Curiously, literally nobody on earth uses this workflow.

People must be in complete denial to pretend that LLM (re)search engines can’t be used to trivially save hours or days of work. The accuracy isn’t perfect, but entirely sufficient for very many use cases, and will arguably continue to improve in the near future.

3 comments

> The accuracy isn’t perfect

The reason why people don't use LLMs to "trivially save hours or days of work" is because LLMs don't do that. People would use a tool that works. This should be evidence that the tools provide no exceptional benefit, why do you think that is not true?

The only way LLM search engines save time is if you take what it says at face value as truth. Otherwise you still have to fact check whatever it spews out which is the actual time consuming part of doing proper research.

Frankly I've seen enough dangerous hallucinations from LLM search engines to immediately discard anything it says.

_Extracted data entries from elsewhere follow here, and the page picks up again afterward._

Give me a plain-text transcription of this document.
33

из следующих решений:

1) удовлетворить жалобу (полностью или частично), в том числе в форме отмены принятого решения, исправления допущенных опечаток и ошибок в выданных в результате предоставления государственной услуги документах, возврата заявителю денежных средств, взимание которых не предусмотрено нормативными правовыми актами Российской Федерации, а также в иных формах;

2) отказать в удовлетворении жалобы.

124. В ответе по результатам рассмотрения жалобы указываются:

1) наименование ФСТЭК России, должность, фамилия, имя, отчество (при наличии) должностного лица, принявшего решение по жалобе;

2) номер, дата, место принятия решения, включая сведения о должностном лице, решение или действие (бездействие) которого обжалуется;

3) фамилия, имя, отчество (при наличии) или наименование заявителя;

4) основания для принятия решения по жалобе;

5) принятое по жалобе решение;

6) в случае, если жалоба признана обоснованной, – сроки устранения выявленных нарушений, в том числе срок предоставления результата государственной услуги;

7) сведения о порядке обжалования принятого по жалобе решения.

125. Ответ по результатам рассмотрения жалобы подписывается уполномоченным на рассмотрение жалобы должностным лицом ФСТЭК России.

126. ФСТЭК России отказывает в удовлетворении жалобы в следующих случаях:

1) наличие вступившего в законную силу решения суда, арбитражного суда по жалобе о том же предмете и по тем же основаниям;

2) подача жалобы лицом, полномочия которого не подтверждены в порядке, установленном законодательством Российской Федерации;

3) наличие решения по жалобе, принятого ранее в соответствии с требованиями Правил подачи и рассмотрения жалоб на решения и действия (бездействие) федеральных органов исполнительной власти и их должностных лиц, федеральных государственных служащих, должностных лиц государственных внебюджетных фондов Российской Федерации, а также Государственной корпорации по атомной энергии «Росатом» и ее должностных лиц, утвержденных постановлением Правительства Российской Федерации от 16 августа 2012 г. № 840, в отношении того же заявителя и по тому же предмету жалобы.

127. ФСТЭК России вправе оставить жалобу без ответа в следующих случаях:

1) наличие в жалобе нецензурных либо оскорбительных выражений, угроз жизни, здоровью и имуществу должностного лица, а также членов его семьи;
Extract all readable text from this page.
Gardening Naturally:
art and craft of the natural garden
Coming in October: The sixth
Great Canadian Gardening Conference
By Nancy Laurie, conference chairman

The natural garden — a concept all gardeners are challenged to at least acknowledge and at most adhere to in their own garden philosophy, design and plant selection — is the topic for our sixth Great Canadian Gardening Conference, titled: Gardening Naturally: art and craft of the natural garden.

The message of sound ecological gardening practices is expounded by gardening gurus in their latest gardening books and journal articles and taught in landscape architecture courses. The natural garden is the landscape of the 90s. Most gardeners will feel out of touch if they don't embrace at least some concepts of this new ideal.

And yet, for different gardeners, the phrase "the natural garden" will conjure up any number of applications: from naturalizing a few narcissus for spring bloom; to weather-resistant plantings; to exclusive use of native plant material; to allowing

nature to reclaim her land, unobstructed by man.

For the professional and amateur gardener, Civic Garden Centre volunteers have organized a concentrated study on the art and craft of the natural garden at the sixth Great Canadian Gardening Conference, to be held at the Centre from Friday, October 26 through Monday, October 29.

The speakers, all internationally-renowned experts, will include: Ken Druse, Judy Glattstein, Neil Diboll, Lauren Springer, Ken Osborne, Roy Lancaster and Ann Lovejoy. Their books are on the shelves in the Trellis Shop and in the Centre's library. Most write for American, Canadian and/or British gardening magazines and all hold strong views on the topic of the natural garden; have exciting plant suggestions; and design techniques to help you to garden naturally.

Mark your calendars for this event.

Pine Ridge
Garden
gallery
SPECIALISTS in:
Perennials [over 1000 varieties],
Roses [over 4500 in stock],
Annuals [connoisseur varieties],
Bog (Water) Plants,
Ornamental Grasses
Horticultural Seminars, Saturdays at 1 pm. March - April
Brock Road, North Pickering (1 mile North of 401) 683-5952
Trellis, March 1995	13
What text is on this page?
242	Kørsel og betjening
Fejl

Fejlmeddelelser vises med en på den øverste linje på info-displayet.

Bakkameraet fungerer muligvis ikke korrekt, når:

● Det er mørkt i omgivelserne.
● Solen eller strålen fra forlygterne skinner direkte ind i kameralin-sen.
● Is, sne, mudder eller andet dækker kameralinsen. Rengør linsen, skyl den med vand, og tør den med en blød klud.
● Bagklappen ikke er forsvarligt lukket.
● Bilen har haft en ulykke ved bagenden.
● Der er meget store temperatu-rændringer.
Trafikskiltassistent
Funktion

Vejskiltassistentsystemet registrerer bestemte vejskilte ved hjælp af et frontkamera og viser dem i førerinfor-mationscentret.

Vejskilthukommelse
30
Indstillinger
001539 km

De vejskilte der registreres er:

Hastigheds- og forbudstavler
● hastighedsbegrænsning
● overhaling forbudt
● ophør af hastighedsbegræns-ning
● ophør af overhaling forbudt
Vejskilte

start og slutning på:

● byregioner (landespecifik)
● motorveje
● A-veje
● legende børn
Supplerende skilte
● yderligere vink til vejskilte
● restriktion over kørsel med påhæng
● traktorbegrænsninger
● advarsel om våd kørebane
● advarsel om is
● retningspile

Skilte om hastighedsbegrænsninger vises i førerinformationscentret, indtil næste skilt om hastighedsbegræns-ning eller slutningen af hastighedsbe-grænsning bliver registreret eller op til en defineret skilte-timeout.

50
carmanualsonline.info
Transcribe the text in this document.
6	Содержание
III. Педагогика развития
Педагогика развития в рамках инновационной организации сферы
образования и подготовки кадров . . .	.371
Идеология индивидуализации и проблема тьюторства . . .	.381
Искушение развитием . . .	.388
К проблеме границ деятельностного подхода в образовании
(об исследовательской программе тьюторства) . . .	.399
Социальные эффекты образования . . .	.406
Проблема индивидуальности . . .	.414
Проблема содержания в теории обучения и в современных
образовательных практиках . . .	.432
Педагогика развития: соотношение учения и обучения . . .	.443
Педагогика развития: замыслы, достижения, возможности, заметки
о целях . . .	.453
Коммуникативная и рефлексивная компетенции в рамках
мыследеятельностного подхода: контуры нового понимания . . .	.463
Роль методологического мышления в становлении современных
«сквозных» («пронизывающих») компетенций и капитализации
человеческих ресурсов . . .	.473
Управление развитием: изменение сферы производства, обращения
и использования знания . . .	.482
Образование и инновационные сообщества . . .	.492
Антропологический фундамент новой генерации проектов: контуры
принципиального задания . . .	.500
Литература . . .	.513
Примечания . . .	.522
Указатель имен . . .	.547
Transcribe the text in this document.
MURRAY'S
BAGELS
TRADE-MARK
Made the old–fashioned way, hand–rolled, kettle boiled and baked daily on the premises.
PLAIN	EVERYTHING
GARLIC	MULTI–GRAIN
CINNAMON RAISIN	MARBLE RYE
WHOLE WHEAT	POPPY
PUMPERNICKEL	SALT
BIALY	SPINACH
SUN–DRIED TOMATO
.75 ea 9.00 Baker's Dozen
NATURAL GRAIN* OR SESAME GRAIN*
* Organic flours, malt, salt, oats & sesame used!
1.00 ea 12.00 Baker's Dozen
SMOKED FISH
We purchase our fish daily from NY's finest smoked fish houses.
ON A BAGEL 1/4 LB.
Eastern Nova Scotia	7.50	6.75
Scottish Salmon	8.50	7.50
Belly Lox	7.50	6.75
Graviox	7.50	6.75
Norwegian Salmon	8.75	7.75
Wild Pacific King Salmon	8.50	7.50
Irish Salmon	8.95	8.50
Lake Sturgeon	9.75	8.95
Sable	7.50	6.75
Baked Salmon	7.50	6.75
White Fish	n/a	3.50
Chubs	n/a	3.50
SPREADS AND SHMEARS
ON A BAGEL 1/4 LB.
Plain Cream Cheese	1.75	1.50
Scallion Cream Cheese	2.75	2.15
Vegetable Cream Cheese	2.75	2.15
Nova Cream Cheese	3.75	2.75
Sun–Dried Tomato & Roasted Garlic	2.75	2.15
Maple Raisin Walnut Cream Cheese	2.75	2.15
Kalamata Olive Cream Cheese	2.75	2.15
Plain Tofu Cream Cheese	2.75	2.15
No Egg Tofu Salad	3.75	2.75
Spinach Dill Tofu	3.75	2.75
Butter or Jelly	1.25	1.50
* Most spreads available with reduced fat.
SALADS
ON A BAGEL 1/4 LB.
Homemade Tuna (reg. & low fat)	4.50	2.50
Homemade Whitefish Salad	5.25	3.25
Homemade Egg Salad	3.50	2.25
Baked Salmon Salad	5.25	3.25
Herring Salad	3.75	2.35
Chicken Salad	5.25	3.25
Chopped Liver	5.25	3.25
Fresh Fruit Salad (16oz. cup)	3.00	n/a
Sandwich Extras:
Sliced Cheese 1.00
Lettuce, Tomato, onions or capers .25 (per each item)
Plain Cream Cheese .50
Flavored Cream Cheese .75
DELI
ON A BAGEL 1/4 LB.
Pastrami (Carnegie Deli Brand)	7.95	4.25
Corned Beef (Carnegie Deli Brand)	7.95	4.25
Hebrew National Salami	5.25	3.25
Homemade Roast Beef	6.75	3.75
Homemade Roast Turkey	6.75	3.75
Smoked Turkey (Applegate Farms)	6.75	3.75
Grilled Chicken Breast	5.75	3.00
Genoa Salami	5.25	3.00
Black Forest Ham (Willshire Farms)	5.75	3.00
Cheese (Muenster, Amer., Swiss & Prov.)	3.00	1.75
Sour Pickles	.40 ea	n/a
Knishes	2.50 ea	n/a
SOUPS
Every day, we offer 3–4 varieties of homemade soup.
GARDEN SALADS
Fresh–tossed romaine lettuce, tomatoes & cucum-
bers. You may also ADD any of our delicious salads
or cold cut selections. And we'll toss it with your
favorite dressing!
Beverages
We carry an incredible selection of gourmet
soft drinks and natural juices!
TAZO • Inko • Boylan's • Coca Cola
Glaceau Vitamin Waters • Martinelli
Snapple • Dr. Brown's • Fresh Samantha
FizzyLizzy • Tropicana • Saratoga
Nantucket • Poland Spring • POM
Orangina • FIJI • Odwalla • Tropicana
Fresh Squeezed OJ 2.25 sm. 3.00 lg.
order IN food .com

Of course you have to fact check - but verification is much faster and easier than searching from scratch.
How is verification faster and easier? Normally you would check an article's citations to verify its claims, which still takes a lot of work, but an LLM can't cite its sources (it can fabricate a plausible list of fake citations, but this is not the same thing), so verification would have to involve searching from scratch anyway.
Because it gives you an answer and all you have to do is check its source. Often you don’t have to do that since you have jogged your memory.

Versus finding the answer by clicking into the first few search results links and scanning text that might not have the answer.

As I said, how are you going to check the source when LLMs can't provide sources? The models, as far as I know, don't store links to sources along with each piece of knowledge. At best they can plagiarize a list of references from the same sources as the rest of the text, which will by coincidence be somewhat accurate.
Pretty much every major LLM client has web search built in. They aren't just using what's in their weights to generate the answers.

When it gives you a link, it literally takes you to the part of the page that it got its answer from. That's how we can quickly validate.

LLMs provide sources every time I ask them.

They do it by going out and searching, not by storing a list of sources in their corpus.

For most things, no it isn’t. The reason it can work well at all for software is that it’s often (though not always) easy to validate the results. But for giving you a summary of some topic, no, it’s actually very hard to verify the results without doing all the work over again.
> People must be in complete denial

That seems to be a big part of it, yes. I think in part it’s a reaction to perceived competition.